CNN this afternoon fired their Senior Editor of Mideast Affairs, Octavia Nasr, following a controversial tweet that she posted earlier this week where she praised Hezbollah leader Sayyed Mohammed Hussein Fadlallah.

Nasr had written about Fadlallah that she was "Sad to hear of the passing of Sayyed Mohammad Hussein Fadlallah.. One of Hezbollah's giants I respect a lot.."

That earned her the rebuke of from some news outlets, as well as the Simon Weisenthal Center, who called on the cable news network to "repudiate her remarks."  Repudiate, mind you, not terminate.

After she realized that the tweet was being taken with offense, the CNN reporter wrote on her blog to elaborate why she praised the leader of a group that is considered a terrorist organization, though it is also a major player in Lebanon politics.
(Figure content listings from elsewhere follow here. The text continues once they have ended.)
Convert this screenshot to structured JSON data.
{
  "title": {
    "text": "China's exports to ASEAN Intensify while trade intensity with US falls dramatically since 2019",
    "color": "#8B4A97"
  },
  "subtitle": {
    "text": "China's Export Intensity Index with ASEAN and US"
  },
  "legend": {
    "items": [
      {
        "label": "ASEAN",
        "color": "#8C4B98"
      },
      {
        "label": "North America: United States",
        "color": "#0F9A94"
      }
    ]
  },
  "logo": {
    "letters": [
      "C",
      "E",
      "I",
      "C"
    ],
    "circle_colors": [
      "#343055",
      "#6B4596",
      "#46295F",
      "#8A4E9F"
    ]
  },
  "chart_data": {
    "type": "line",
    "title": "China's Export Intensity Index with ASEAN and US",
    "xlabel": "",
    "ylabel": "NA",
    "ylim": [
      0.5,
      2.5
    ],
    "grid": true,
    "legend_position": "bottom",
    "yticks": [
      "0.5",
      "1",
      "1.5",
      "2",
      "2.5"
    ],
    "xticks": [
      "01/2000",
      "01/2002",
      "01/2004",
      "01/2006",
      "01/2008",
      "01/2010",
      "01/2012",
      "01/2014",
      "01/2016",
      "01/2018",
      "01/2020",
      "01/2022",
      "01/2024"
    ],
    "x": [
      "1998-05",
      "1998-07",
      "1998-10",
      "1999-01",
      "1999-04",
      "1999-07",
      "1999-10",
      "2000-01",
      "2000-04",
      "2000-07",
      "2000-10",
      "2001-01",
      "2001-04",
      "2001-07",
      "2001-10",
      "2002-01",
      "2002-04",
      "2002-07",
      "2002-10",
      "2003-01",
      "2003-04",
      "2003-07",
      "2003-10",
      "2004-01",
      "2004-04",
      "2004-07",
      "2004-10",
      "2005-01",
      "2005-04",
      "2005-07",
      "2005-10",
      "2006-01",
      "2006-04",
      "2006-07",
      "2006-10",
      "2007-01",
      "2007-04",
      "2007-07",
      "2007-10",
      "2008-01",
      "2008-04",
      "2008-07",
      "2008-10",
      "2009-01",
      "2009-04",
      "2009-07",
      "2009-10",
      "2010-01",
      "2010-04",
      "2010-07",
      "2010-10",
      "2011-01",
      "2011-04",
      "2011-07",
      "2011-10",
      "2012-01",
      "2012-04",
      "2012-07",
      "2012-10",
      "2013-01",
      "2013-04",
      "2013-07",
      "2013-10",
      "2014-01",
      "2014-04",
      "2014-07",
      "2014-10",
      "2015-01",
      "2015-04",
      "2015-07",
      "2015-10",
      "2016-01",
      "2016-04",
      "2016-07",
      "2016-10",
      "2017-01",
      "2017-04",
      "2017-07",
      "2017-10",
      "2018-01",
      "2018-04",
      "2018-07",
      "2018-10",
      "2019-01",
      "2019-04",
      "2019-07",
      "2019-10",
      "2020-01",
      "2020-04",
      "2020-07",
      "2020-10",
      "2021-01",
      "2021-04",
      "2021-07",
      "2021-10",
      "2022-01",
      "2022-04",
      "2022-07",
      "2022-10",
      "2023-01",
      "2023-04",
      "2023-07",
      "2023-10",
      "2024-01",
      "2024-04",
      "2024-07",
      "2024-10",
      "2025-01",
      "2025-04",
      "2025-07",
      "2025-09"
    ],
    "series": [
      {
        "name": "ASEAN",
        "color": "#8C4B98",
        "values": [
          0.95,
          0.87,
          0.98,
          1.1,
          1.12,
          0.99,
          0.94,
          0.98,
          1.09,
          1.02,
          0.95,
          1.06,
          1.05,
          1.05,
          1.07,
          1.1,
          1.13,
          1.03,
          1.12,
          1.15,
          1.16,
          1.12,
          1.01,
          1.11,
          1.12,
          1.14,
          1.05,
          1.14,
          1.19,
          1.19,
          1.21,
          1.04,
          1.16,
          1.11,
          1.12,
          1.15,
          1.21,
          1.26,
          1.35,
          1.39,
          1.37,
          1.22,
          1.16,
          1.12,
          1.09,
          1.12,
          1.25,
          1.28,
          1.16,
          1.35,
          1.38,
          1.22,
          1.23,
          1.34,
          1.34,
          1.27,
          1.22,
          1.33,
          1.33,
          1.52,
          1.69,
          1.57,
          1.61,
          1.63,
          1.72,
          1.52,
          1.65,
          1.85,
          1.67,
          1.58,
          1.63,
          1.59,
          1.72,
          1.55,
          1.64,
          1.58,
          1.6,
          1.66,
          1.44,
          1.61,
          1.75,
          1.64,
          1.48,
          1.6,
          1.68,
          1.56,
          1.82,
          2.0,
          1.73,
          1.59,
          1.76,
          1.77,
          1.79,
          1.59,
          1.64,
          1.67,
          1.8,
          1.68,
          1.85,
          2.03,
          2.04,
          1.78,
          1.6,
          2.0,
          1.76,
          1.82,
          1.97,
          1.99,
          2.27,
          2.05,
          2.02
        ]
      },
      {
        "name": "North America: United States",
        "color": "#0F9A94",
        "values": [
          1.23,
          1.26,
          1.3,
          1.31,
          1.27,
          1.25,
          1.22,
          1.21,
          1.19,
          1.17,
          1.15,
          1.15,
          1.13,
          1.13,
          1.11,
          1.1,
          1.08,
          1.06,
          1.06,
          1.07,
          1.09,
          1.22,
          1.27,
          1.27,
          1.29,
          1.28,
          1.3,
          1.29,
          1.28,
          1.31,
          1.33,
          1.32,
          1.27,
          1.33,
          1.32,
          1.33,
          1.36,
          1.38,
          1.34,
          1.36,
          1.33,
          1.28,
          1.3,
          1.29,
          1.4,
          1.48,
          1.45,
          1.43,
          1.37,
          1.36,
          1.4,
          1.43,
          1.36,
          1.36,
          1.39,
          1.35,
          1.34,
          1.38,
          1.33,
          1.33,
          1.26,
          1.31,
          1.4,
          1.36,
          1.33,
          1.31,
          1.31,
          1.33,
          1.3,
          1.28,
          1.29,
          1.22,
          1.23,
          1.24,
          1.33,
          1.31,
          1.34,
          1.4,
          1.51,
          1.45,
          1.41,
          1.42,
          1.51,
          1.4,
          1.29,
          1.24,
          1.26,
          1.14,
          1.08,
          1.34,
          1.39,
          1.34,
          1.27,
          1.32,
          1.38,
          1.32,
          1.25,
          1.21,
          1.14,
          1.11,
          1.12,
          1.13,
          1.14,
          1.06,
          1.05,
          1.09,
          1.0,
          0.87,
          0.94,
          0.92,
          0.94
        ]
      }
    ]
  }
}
It was an error of judgment for me to write such a simplistic comment and I'm sorry because it conveyed that I supported Fadlallah's life's work. That's not the case at all.

Here's what I should have conveyed more fully:

I used the words "respect" and "sad" because to me as a Middle Eastern woman, Fadlallah took a contrarian and pioneering stand among Shia clerics on woman's rights. He called for the abolition of the tribal system of "honor killing." He called the practice primitive and non-productive. He warned Muslim men that abuse of women was against Islam.